Data often comes from different sources, and datasets usually have different table structures and are not always structured identically.
In this example, we access data from three different Excel files. The goal is to combine the information contained in the three datasets, however, each file has a different, unstructured format that might be an obstacle when analyzing the data:
Olympic_Athlete_Bio.xlsx: Contains an American athlete whose nationality is missing.
Olympic_Athlete_Event_Results.xlsx: Contains a header on top that needs to be excluded from the table.
Olympic_Games.xlsx: Contains empty columns and rows.
💡 To view each node's configuration, select the node and see the configuration pane on the right side of the workflow editor.

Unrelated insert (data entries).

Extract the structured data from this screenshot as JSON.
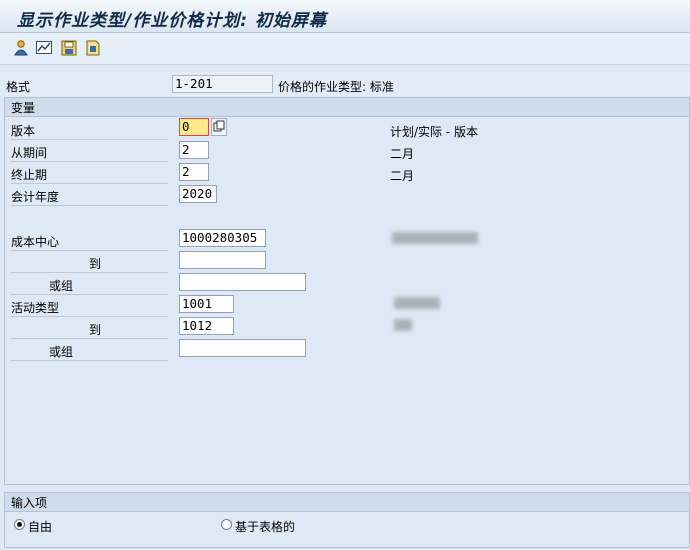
{
  "window": {
    "title": "显示作业类型/作业价格计划: 初始屏幕"
  },
  "toolbar": {
    "icons": [
      "person-icon",
      "chart-icon",
      "save-icon",
      "variant-icon"
    ]
  },
  "header": {
    "format_label": "格式",
    "format_value": "1-201",
    "format_desc": "价格的作业类型: 标准"
  },
  "variables": {
    "title": "变量",
    "version_label": "版本",
    "version_value": "0",
    "version_desc": "计划/实际 - 版本",
    "from_period_label": "从期间",
    "from_period_value": "2",
    "from_period_desc": "二月",
    "to_period_label": "终止期",
    "to_period_value": "2",
    "to_period_desc": "二月",
    "fiscal_year_label": "会计年度",
    "fiscal_year_value": "2020",
    "cost_center_label": "成本中心",
    "cost_center_value": "1000280305",
    "cost_center_to_label": "到",
    "cost_center_to_value": "",
    "cost_center_group_label": "或组",
    "cost_center_group_value": "",
    "activity_type_label": "活动类型",
    "activity_type_value": "1001",
    "activity_type_to_label": "到",
    "activity_type_to_value": "1012",
    "activity_group_label": "或组",
    "activity_group_value": ""
  },
  "input": {
    "title": "输入项",
    "option_free": "自由",
    "option_table": "基于表格的",
    "selected": "free"
  }
}
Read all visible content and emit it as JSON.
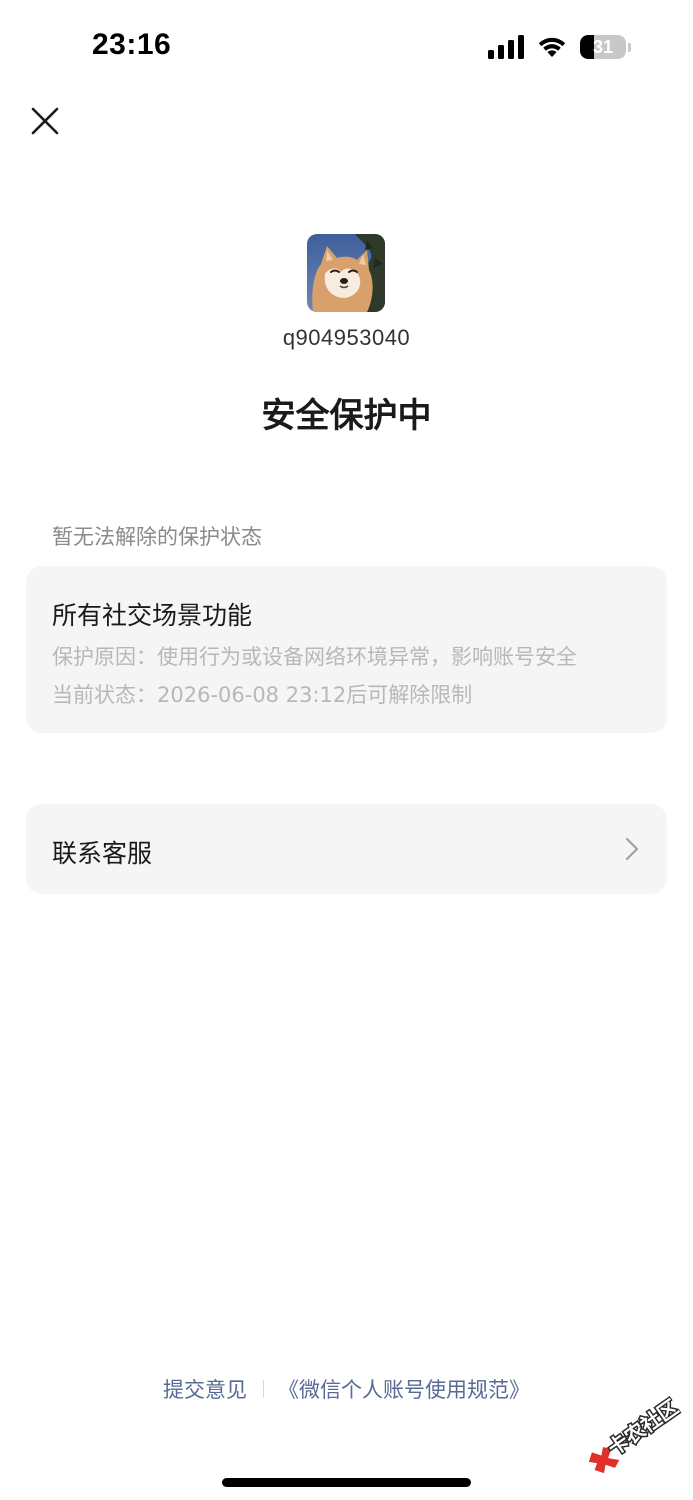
{
  "status_bar": {
    "time": "23:16",
    "battery_level": "31",
    "battery_fraction": 0.31
  },
  "header": {
    "close_icon": "close-icon"
  },
  "profile": {
    "account_id": "q904953040"
  },
  "title": "安全保护中",
  "section_label": "暂无法解除的保护状态",
  "protection": {
    "title": "所有社交场景功能",
    "reason": "保护原因：使用行为或设备网络环境异常，影响账号安全",
    "status": "当前状态：2026-06-08 23:12后可解除限制"
  },
  "contact": {
    "label": "联系客服"
  },
  "footer": {
    "feedback": "提交意见",
    "rules": "《微信个人账号使用规范》"
  },
  "watermark": {
    "text": "卡农社区"
  },
  "colors": {
    "link": "#576b95",
    "card_bg": "#f5f5f5",
    "secondary_text": "#b8b8b8"
  }
}
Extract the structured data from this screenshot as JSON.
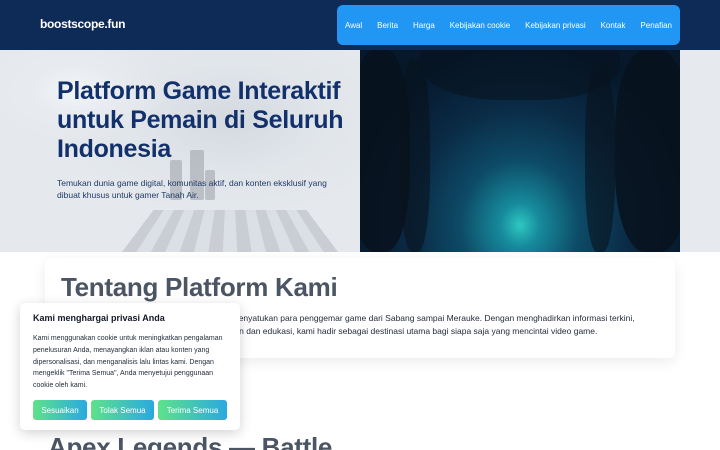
{
  "header": {
    "logo": "boostscope.fun",
    "nav": [
      "Awal",
      "Berita",
      "Harga",
      "Kebijakan cookie",
      "Kebijakan privasi",
      "Kontak",
      "Penafian"
    ]
  },
  "hero": {
    "title": "Platform Game Interaktif untuk Pemain di Seluruh Indonesia",
    "subtitle": "Temukan dunia game digital, komunitas aktif, dan konten eksklusif yang dibuat khusus untuk gamer Tanah Air."
  },
  "about": {
    "title": "Tentang Platform Kami",
    "line1": "k menyatukan para penggemar game dari Sabang sampai Merauke. Dengan menghadirkan informasi terkini,",
    "line2": "luran dan edukasi, kami hadir sebagai destinasi utama bagi siapa saja yang mencintai video game."
  },
  "next_section": {
    "title": "Apex Legends — Battle"
  },
  "cookie": {
    "title": "Kami menghargai privasi Anda",
    "text": "Kami menggunakan cookie untuk meningkatkan pengalaman penelusuran Anda, menayangkan iklan atau konten yang dipersonalisasi, dan menganalisis lalu lintas kami. Dengan mengeklik \"Terima Semua\", Anda menyetujui penggunaan cookie oleh kami.",
    "buttons": {
      "customize": "Sesuaikan",
      "reject": "Tolak Semua",
      "accept": "Terima Semua"
    }
  },
  "colors": {
    "header_bg": "#0e2a56",
    "nav_bg": "#2196f3",
    "title_blue": "#12306a"
  }
}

Let's walk through the different nodes involved in this operation:
Excel Reader nodes:
Since the folder with the data is already included when you download the workflow, in the "File and Sheet" tab, we choose to "Read from" the "Current workflow data area" and select the dataset.
Variable Creator + Cell Updater nodes:
To fix the missing value in the Olympic_Athlete_Bio.xlsx file:
Variable Creator node: Create a flow variable with the value to replace the missing value with.
Cell Updater node: Specify the cell which should be replaced by the flow variable (Row 10 in column "country_noc").
Table Cropper nodes:
To exclude the empty header rows of the Olympic_Athlete_Event_Results.xlsx file; and
to exclude the empty columns and rows of the Olympic_Games.xlsx file.
Value Lookup nodes:
To add the gender and date of birth from the athletes' bio information sheet to the event results data; and
to add the start and end date from the Summer Olympic Games information sheet to the event results data.
Missing Value node:
To exclude rows that have missing values in the columns "sex", "born", "start_date", or "end_date".
In fact, after a Value Lookup operation it is very likely that some missing rows might have originated when a correspondent key in the lookup table was not found.
Excel Reader node:
We create a new file called "Merged_table" and save it in the workflow data area.
After executing the node, the file will open automatically.